The first time I heard Matthew Ryan was just before Christmas 1997. I found his debut disc, May Day, and was instantly smitten. Ryan’s gravelly voice was reminiscent of Tom Waits, his guitar suggested Bruce Springsteen, but his words and music were wholly his own, and they floored me in a way that few acts ever had before or have since.
It was the quietly devastating songs that moved me most, the way he seemed consigned to his fate on songs like “Certainly, never.” But Matthew Ryan could light up a guitar too, and his rocking songs were just as good.
Sadly, me and the many, many fans across the country who felt the same weren’t enough to keep him in high cotton at A&M Records, and he was dropped by the label after his second disc East Autumn Grin failed to capture a wide audience upon its release in 2000, despite being one of his best releases ever.

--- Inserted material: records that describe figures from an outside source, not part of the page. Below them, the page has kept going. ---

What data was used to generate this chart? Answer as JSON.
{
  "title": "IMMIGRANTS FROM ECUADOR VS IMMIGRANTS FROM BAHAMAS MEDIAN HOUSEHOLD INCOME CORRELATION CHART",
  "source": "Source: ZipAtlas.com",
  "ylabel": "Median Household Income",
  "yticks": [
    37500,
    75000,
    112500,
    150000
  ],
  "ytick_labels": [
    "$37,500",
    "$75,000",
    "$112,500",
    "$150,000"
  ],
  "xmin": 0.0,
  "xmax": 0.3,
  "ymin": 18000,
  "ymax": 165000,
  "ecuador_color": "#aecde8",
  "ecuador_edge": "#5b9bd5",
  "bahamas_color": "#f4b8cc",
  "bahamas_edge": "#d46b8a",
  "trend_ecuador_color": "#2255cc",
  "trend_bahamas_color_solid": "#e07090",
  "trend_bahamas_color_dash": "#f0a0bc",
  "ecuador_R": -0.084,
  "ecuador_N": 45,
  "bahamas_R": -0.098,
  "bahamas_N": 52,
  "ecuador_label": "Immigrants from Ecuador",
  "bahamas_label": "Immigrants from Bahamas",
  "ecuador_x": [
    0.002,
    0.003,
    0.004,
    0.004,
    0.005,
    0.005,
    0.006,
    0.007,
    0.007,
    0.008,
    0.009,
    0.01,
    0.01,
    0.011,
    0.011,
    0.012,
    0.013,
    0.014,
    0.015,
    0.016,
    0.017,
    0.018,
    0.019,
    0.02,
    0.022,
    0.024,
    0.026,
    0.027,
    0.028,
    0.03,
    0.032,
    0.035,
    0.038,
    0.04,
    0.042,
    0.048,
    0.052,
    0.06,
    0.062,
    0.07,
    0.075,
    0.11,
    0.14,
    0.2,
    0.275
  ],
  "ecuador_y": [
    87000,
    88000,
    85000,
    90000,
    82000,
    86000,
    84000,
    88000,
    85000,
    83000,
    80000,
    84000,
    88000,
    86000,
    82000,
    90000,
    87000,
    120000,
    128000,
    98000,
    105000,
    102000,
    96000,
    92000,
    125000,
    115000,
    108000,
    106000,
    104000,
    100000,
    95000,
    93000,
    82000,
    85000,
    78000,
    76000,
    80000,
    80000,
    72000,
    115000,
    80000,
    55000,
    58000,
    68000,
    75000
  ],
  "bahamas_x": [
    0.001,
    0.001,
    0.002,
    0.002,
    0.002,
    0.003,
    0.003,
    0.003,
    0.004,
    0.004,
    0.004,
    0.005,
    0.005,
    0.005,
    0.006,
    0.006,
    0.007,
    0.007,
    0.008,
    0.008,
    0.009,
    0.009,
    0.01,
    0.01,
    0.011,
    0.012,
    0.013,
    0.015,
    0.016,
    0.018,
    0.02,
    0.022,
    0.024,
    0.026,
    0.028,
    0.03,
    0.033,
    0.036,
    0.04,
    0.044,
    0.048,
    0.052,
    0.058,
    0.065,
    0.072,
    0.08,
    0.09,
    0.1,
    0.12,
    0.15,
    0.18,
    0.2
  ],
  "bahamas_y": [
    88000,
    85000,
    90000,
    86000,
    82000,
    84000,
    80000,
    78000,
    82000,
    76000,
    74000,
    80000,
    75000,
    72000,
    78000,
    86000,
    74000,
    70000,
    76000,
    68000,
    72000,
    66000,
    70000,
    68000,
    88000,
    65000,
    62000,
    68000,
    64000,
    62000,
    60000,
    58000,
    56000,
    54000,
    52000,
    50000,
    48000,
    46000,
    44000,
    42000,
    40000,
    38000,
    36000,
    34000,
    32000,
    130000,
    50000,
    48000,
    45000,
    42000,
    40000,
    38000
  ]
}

Many artists might have just given up. But he kept making music, kept moving down the road. And I know I’m not the only person who is thankful that he did.
Why? Because Matthew’s music is the stuff that mixtapes were made of. Way back in the days before iPods and mp3’s, the mixtape was a sonic poem, a way to give sound and fury and pain to the feelings tugging at your heart, whether driving fast down a two-lane blacktop at night or sitting alone in your house on the couch after a bad break-up, crying.
I peppered so many tapes and, later, CDs, with his songs – whether rollicking rockers like “Guilty” and “Heartache Weather” or somber laments like “Time and Time Only” and “Irrelevant.” His songs always seemed to fill the pivotal slot on the mixtape rotation, that special place that you wanted a kick-ass song to come in and just lift your spirits and perfectly capture the hurt in your heart.
Even though cassette tapes have long since passed, in the advent of this digital age, I am happy to report that Ryan is an accessible artist who has embraced the 21st century. He’s an avid tweeter who personally interacts with fans on social media, whether Twitter or Facebook. He’s a funny guy, too. Genuine and real.
i recall standing as though nothing could fall is vintage Matthew Ryan. Like each of the efforts that preceded it, the disc has its share of up-tempo, guitar-driven tracks (a personal favorite being, “All Hail the Kings of Trash”) and slower ballads and plaintive portraits of life and love left reeling and trying to recover (“Hey Kid,” “All of That Means Nothing,” “My Darker Side”).
See, that’s the thing that distinguishes him from other singer-songwriting troubadours. Matthew Ryan makes desolation, desperation and despair sound good.
That downtrodden resignation reigned supreme on his early work. It lessened a bit in the mid-2000’s only to return for the double-punch of 2009’s Dear Lover and 2010’s Dear Lover (The Acoustic Version).
And upon first listen to i recall, he still struggles with the darkness that might destroy a lesser soul. But amid the worry, a theme seems to appear. Instead of provoking an incident, Matthew Ryan is now forging alliances. He wants to negate war and broker peace, however tremulous that peace might prove to be.